Committee LORs

This forum made possible through the generous support of SDN members, donors, and sponsors. Thank you.

MountainClimber94

Full Member
5+ Year Member
Joined
Feb 10, 2017
Messages
93
Reaction score
12
Points
2,601
  1. Non-Student
Does anyone have experience with this? I having been working at a teaching hospital for a few years now and have developed relationships with a handful of the faculty there. I want to ask them if they could write me a committee letter rather than individual LORs. In addition, I have developed a mentor-mentee relationship with the president of the training site. I will be asking him for a LOR but I think his would be better off as an individual LOR rather than as part of a committee LOR. @Goro

Thoughts Please!
 
Does anyone have experience with this? I having been working at a teaching hospital for a few years now and have developed relationships with a handful of the faculty there. I want to ask them if they could write me a committee letter rather than individual LORs. In addition, I have developed a mentor-mentee relationship with the president of the training site. I will be asking him for a LOR but I think his would be better off as an individual LOR rather than as part of a committee LOR. @Goro

Thoughts Please!

I’m pretty sure it doesn’t work like that.

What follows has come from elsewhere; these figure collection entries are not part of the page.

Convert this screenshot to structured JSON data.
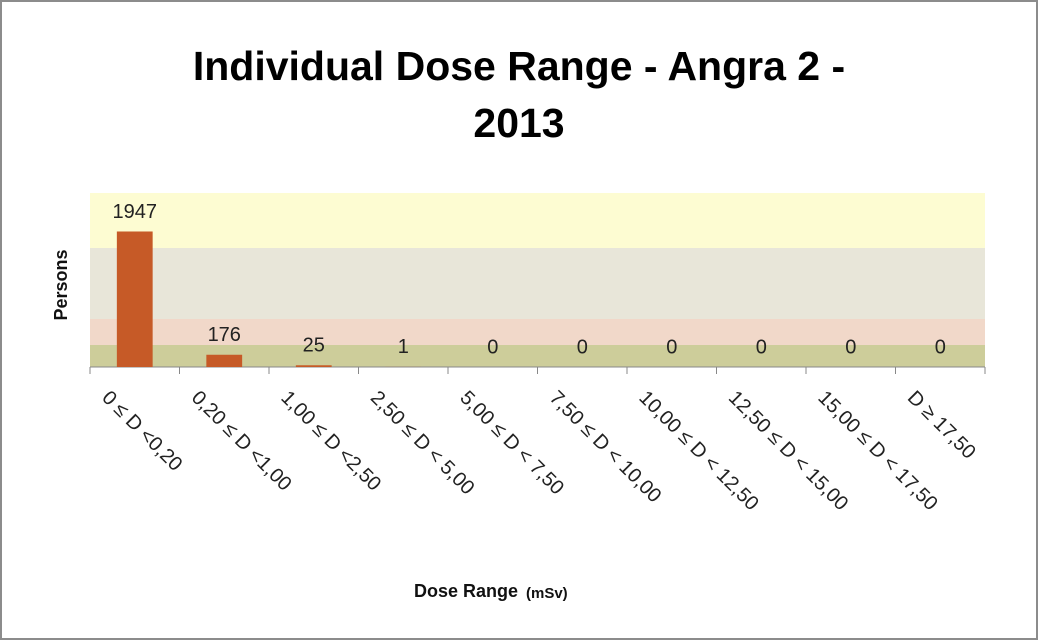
{
  "chart_data": {
    "type": "bar",
    "title": "Individual Dose Range - Angra 2 - 2013",
    "y_label": "Persons",
    "x_label": "Dose Range",
    "x_label_unit": "(mSv)",
    "categories": [
      "0 ≤ D <0,20",
      "0,20 ≤ D <1,00",
      "1,00 ≤ D <2,50",
      "2,50 ≤ D < 5,00",
      "5,00 ≤ D < 7,50",
      "7,50 ≤ D < 10,00",
      "10,00 ≤ D < 12,50",
      "12,50 ≤ D < 15,00",
      "15,00 ≤ D < 17,50",
      "D ≥ 17,50"
    ],
    "values": [
      1947,
      176,
      25,
      1,
      0,
      0,
      0,
      0,
      0,
      0
    ],
    "color": "#c65a27",
    "ylim": [
      0,
      2500
    ]
  }
}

A “committee letter” means that you need to go through your undergrad pre-med advising committee. I don’t think you can get a “committee letter” from your workplace or mentors. That actually seems vaguely inappropriate to me.

Your committee letter can contain letters from a doctor you’ve worked with, or from mentors sometimes.

If you’re a few years out of undergrad, probably best to try to see if your undergrad will write one for you. If not, do individual letters.
 
I went through chemistry graduate school so I didn't ever have an undergrad. pre-med committee.

I had my chemistry advisor as an individual letter, along with professors I had during my undergrad.

But it would be interesting to know if those could be somehow converted into a committee letter, just like OP is mentioning.
 
Does anyone have experience with this? I having been working at a teaching hospital for a few years now and have developed relationships with a handful of the faculty there. I want to ask them if they could write me a committee letter rather than individual LORs. In addition, I have developed a mentor-mentee relationship with the president of the training site. I will be asking him for a LOR but I think his would be better off as an individual LOR rather than as part of a committee LOR. @Goro

Thoughts Please!
Agree with Peach...it doesn't work like that.

You don't need a committee LOR, even for MD schools.